Northeastern Section - 51st Annual Meeting - 2016

Paper No. 3-8
Presentation Time: 11:00 AM

LATE GLACIAL AND EARLY HOLOCENE GLACIER FLUCTUATIONS IN THE RWENZORI MOUNTAINS, UGANDA-DEMOCRATIC REPUBLIC OF CONGO


JACKSON, Margaret S.1, KELLY, Meredith A.1, RUSSELL, James M.2, DOUGHTY, Alice M.1, HOWLEY, Jennifer A.1, BABER, Margaret B.1 and ZIMMERMAN, Susan H.3, (1)Department of Earth Sciences, Dartmouth College, HB 6105 Fairchild Hall, Hanover, NH 03755, (2)Department of Earth, Environmental and Planetary Sciences, Brown University, Providence, RI 02912, (3)Center for Accelerator Mass Spectrometry, Lawrence Livermore National Laboratory, Livermore, CA 94550, margaret.s.jackson.gr@dartmouth.edu

The tropics are the locus of global atmospheric convergence and water vapor production, and as such have the potential to amplify – or trigger – global climate changes.

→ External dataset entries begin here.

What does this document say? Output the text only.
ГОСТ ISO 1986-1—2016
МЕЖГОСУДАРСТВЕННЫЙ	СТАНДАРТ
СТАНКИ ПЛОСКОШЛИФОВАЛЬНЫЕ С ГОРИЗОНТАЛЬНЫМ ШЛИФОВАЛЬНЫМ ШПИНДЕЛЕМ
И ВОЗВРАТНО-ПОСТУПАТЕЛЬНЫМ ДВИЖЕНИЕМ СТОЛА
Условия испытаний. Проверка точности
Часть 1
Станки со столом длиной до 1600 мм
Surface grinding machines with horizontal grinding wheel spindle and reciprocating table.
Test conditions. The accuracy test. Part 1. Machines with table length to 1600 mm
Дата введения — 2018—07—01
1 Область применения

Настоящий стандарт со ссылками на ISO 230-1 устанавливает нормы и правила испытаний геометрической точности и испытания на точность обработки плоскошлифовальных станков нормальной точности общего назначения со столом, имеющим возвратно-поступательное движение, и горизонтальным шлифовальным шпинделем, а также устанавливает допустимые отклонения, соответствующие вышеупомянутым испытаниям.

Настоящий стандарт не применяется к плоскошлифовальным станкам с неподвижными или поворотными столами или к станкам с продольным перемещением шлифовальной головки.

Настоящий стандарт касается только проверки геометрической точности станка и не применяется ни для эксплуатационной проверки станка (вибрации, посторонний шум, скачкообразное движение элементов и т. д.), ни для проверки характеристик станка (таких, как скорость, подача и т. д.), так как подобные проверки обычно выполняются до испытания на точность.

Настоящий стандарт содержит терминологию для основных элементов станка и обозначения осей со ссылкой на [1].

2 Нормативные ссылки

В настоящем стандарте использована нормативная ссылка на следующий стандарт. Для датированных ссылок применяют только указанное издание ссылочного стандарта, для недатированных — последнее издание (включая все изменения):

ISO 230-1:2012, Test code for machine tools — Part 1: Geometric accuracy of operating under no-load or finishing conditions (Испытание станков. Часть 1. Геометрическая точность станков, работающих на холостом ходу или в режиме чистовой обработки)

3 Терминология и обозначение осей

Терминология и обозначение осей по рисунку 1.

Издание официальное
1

However, the role of the tropics in the climate system is unclear. Both the magnitude and timing of warming in the tropics since the Last Glacial Maximum (LGM; ~26-19.5 ka) is uncertain, as is the question of whether temperatures across the tropics fluctuated synchronously following the LGM. Here we present a chronology of glaciation from the Rwenzori Mountains, Uganda-Democratic Republic of Congo, and compare these data to similar chronologies from elsewhere in the tropics. Using cosmogenic 10Be to date glacial deposits, we determined the timing and magnitude of ice fluctuations following the LGM. This chronology indicates that ice was more extensive prior to the Younger Dryas (YD; ~12.9-11.6 ka). No YD-age moraines are identified, but ice in the Rwenzori was inboard of its pre-YD extent throughout YD time. Rapid recession occurred between ~11.5 and ~10.0 ka during the early Holocene (~11.6-8.0 ka). When compared with similar datasets from tropical South America, there is a broad synchrony in both the timing and magnitude of ice recession across the tropics during the later stages of deglaciation and the early Holocene. This suggests that glaciers in both tropical Africa and South America responded to a common driver during this time. Because the hydrologic histories of tropical South America and Africa are distinct since the LGM, we suggest that temperature was the primary driver of glacier fluctuations in both regions.